Mesajı Okuyun
Old 17-08-2011, 12:26   #6
Av. İbrahim YİĞİT

 
Varsayılan

Alıntı:
Yazan Av.Barış Kılıç
Okul aile birliğinin tüzel kişiliği yok. Dava ehliyetide tabiki. Okul aile birliğine yöneltilecek davalarda husumet milli eğitim bakanlığına yöneltilmesi gerekiyormuş. Ben valiliğe yönettim bu durumda yeni bir dava açıp yeniden ihtiyati tedbir kararı talep etmeyi düşünüyorum. Ancak bu durumda da başka bir hakime düştüğünde tadbir talebim hakkında olumsuz karar verilirse ne olacağını düşünüyorum. İlk dava husumetten reddedilirse yatırmış olduğumuz parayı geri alabilir miyiz? karşı taraf bir zararının olduğunu idiaa edebilir mi?

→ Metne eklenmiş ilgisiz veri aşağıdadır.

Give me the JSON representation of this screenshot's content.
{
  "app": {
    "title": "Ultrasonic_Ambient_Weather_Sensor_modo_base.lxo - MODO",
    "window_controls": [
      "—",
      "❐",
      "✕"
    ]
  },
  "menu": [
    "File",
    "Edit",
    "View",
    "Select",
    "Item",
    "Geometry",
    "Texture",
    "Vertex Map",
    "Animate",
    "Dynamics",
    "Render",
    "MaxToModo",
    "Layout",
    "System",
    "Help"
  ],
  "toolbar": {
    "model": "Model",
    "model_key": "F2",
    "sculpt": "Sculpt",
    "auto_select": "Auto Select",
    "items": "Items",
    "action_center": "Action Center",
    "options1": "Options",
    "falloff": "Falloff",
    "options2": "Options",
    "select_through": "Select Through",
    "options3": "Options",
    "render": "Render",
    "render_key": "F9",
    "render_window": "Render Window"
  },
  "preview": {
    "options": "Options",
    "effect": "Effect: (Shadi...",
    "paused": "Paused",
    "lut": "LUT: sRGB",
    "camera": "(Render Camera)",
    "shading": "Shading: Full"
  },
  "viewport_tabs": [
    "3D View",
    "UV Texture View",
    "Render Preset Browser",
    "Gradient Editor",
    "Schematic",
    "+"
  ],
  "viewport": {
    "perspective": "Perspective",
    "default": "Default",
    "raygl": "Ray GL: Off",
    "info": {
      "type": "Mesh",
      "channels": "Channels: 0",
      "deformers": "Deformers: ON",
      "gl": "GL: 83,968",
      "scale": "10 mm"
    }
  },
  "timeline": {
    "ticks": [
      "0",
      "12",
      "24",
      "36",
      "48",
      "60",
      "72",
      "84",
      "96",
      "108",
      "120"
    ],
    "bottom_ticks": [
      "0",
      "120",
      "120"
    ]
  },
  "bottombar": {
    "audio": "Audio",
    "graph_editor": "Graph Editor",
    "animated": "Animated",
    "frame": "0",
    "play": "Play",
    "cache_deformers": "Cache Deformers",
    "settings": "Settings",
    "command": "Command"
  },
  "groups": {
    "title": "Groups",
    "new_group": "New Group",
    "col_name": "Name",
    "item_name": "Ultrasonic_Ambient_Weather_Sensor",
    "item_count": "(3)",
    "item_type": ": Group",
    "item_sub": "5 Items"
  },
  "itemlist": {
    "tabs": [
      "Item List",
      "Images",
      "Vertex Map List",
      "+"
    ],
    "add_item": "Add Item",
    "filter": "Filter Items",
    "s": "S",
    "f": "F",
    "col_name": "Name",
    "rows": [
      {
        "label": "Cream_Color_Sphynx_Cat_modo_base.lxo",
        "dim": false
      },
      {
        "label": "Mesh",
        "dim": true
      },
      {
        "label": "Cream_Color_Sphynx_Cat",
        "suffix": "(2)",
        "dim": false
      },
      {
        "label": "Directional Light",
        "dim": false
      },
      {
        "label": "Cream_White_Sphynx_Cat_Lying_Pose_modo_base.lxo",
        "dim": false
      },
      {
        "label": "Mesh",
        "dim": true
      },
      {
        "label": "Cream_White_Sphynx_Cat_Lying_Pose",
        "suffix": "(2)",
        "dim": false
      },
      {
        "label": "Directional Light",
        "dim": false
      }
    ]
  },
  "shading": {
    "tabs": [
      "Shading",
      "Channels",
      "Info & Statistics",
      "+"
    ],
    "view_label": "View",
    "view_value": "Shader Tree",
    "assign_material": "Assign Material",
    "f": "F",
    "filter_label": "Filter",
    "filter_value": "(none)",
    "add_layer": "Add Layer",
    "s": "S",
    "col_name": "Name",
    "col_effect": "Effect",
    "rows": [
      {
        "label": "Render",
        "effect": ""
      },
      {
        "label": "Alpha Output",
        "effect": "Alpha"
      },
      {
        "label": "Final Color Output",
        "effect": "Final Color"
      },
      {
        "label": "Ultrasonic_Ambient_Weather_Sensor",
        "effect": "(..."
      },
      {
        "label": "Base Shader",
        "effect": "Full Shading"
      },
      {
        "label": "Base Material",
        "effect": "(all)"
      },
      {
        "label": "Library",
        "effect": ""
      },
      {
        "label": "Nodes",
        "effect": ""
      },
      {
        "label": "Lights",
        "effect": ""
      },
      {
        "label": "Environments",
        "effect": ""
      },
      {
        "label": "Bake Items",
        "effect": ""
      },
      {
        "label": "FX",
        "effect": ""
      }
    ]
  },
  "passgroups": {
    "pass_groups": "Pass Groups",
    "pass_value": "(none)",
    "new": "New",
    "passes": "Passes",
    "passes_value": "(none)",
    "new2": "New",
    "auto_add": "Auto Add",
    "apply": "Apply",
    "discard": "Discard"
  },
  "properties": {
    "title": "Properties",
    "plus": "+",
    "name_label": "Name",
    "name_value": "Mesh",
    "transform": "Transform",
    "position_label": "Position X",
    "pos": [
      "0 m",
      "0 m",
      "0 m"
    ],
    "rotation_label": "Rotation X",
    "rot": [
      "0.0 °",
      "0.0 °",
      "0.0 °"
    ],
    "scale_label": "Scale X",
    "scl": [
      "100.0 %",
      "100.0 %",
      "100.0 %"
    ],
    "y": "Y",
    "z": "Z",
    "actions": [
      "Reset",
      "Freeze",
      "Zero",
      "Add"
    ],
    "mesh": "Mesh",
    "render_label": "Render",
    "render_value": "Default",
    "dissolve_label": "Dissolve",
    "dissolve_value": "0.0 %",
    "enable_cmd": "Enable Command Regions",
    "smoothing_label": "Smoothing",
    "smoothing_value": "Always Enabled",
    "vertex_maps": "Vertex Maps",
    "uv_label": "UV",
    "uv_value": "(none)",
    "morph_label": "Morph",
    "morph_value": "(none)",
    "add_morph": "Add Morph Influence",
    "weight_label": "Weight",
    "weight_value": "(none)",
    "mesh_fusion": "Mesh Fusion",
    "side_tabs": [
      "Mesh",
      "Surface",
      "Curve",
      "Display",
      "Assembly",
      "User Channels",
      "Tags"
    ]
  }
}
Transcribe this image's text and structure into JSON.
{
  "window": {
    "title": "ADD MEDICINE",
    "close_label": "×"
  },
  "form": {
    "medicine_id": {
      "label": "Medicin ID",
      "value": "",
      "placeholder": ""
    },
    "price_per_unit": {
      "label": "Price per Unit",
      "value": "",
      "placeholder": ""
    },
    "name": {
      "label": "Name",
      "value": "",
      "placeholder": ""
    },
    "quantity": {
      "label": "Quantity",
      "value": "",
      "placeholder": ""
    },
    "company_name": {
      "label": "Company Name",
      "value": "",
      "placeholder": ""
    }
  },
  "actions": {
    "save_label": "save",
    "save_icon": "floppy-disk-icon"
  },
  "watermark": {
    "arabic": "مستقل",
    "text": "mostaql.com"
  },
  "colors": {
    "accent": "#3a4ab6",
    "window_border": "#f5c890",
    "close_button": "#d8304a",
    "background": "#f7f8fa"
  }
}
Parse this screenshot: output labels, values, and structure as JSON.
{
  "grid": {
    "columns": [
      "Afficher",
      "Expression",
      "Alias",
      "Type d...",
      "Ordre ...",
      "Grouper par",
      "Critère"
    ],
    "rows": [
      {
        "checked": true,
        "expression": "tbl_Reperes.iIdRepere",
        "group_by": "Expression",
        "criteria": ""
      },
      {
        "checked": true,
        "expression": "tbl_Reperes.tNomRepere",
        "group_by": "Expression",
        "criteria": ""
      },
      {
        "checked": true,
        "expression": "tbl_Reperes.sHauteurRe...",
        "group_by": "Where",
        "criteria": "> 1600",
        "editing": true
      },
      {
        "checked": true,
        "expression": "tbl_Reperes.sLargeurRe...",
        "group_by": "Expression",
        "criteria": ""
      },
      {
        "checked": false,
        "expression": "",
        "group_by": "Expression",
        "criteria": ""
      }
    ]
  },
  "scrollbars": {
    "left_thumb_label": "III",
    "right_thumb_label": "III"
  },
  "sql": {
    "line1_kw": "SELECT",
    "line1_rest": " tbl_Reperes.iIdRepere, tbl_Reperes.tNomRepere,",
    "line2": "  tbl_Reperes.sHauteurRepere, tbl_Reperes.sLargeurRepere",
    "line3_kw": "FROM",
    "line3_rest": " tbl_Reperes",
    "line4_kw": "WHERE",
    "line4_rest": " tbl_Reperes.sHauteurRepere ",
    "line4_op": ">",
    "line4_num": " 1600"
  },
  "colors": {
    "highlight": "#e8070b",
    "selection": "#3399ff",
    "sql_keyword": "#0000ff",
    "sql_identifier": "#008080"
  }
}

Tekraren söylüyorum. Somut olayda hasımda yanılma bulunmamaktadır. Temsilcide hata bulunmaktadır. Okul aile birliğini valiliğin temsil ettiği düşünülerek temsilcide hata yapılmıştır. Benim düşünceme göre ilk celsede temsilcide hata yapıldığından bahisle davanızı Milli Eğitim Bakanlığı'ne yönelttiğinizi ve Milli Eğitim Bakanlığı'na dava dilekçesinin tebliği ile davaya bu davalı aleyhine devam etmek istediğinizi talep edin. Husumet itirazının reddine ve Milli Eğitim Bakanlığı aleyhine davanın sürdürülmesine, bu kuruma dava dilekçesinin tebliğine karar verilecektir, diye düşünüyorum.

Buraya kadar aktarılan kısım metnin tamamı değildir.